With the stated purpose of taking damaged and inexperienced borrowers along the path to attaining prime status, bankcard provider Providian Financial's fourth and fifth offerings from its "Gateway to Credit" program have been blowouts, markets sources said.

The company has gained global acceptance for paper backed by receivables from the program.

The $550 million series 2001-C three-year and $650 million series 2001-D seven-year floating-rate paper were increased from initial sizes of $500 million each and still priced at the tight end of price guidance.

The three-year triple-A rated class priced at par with a coupon of one-month Libor plus 23 basis points and the seven-year class, also rated triple-A, priced at par with a coupon of one-month Libor plus 37 basis points.

Sources familiar with the offering said both classes were "heavily oversubscribed," crediting the success to Providian's efforts marketing the program, which was introduced just last September.

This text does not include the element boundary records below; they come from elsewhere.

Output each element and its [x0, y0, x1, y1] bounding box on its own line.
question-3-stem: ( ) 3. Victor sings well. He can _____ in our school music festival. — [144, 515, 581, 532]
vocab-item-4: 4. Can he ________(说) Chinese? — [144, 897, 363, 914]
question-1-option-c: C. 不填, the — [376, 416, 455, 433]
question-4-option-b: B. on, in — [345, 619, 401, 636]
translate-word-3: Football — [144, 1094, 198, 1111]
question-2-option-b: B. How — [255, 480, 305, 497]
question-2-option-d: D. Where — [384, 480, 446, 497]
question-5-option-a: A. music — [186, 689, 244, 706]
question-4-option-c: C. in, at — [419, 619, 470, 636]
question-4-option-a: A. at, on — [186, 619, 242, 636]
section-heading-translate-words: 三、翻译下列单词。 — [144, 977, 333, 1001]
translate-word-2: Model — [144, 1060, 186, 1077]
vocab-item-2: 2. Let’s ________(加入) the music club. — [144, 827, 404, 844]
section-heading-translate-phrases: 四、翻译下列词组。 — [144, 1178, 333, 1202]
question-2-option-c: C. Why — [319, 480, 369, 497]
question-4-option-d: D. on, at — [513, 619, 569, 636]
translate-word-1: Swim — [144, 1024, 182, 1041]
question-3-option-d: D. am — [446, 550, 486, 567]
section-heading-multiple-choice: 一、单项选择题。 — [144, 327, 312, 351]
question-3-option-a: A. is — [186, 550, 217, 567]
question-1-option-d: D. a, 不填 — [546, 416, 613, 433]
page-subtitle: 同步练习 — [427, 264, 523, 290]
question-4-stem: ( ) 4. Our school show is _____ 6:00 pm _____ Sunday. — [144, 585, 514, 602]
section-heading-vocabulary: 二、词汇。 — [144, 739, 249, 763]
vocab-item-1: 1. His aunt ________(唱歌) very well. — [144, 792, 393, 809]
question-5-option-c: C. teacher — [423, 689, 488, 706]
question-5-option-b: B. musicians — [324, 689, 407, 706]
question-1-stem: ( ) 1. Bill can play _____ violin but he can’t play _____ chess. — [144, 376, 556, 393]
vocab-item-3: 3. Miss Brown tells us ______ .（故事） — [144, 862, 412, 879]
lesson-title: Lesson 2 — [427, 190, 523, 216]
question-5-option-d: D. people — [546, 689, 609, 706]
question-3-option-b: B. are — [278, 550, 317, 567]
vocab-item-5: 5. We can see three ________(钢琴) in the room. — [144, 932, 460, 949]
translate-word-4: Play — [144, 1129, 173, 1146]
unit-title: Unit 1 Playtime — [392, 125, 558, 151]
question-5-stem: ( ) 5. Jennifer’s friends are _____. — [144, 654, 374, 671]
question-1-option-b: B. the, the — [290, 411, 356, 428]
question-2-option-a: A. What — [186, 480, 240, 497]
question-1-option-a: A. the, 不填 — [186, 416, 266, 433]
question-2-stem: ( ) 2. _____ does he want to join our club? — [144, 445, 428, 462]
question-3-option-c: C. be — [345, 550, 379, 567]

"Any new vehicle needs to be seen in the primary market more than once in order to gain familiarity," said one source. "I credit the success of these offerings to Providian's ability to market themselves and the program, particularly in Europe."

Also credited was Providian's decision to guarantee both single-tranche offerings with an AMBAC surety wrap, as opposed to one from MBIA. "An AMBAC wrap has a wider appeal than MBIA, to a number of accounts, especially in Europe where investors look to reduce exposure to MBIA," it was added.

Demand for the 2001-C three-year offering was strongest in the U.S., where investors favor short-term floaters while the seven-year 2001-D saw stronger European demand as investors favor higher yields.